В другое время, может, и Саня гордо сидел бы себе рядом с мотористом, у самого руля, но теперь место ему — позади всех, на корме. Сиди, не рыпайся, жди, простят тебя или…
Катерок подвалил к борту парохода.
— Давай! — свесились дружеские руки, и один за другим двое вознеслись на родную палубу, третий маялся пока внизу. — А тебе что, особое приглашение? Давай!

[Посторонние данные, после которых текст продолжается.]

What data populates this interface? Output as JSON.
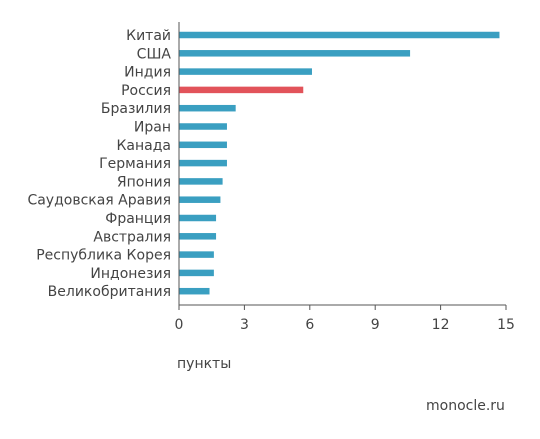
{
  "chart_data": {
    "type": "bar",
    "orientation": "horizontal",
    "categories": [
      "Китай",
      "США",
      "Индия",
      "Россия",
      "Бразилия",
      "Иран",
      "Канада",
      "Германия",
      "Япония",
      "Саудовская Аравия",
      "Франция",
      "Австралия",
      "Республика Корея",
      "Индонезия",
      "Великобритания"
    ],
    "values": [
      14.7,
      10.6,
      6.1,
      5.7,
      2.6,
      2.2,
      2.2,
      2.2,
      2.0,
      1.9,
      1.7,
      1.7,
      1.6,
      1.6,
      1.4
    ],
    "highlight": "Россия",
    "xlim": [
      0,
      15
    ],
    "xticks": [
      0,
      3,
      6,
      9,
      12,
      15
    ],
    "xlabel": "пункты",
    "ylabel": "",
    "grid": false,
    "colors": {
      "bar": "#3a9fc1",
      "highlight": "#e2535a",
      "axis": "#555555"
    }
  },
  "footer": {
    "source": "monocle.ru"
  }
}
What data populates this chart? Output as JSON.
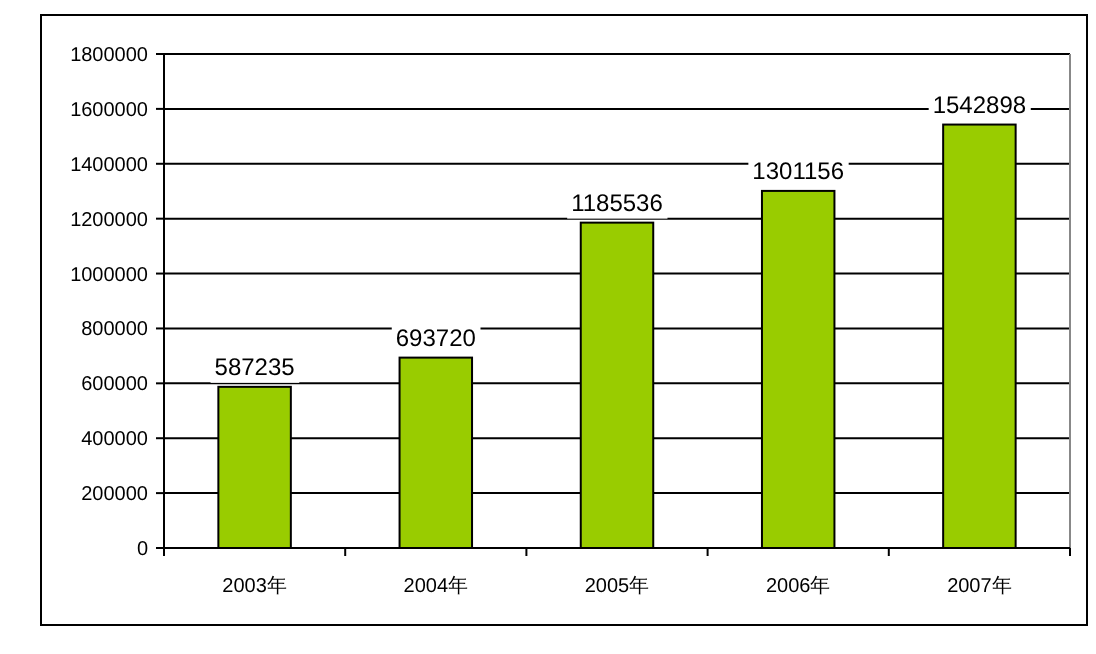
{
  "chart_data": {
    "type": "bar",
    "categories": [
      "2003年",
      "2004年",
      "2005年",
      "2006年",
      "2007年"
    ],
    "values": [
      587235,
      693720,
      1185536,
      1301156,
      1542898
    ],
    "color": "#99cc00",
    "ylim": [
      0,
      1800000
    ],
    "yticks": [
      0,
      200000,
      400000,
      600000,
      800000,
      1000000,
      1200000,
      1400000,
      1600000,
      1800000
    ],
    "grid": "y",
    "data_labels": true
  }
}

Саня протянул несмелую руку, Иван Михайлович ухватил — втащил. Очутился мальчишка один перед всеми, глядящими на него совсем, совсем не так, как глядели вчера. Покашливал, прочищал горло, Иван Михайлович. Сейчас откроет рот и начнет длинно, скучно говорить, как плохо поступил Саня и как хорошо нужно ему теперь жить, чтобы заслужить прощение.
— И долго мне тебя дожидаться? — закричал Карпыч, и Саня, не ожидавший этого крика, вздрогнул. — Одевайся и давай ко мне!
Иван Михайлович сморщился — очень не ко времени вылез из своей кочегарки Карпыч: только что придумал и произнес про себя механик отличную фразу, которую не дали высказать вслух!
Саня поспешно совал руки в рукава куртки, а Карпыч все бурчал и бурчал о грязных котлах, о непорядках в кочегарке, о том, что бросит он все к чертовой матери, потому что одному ему не разорваться.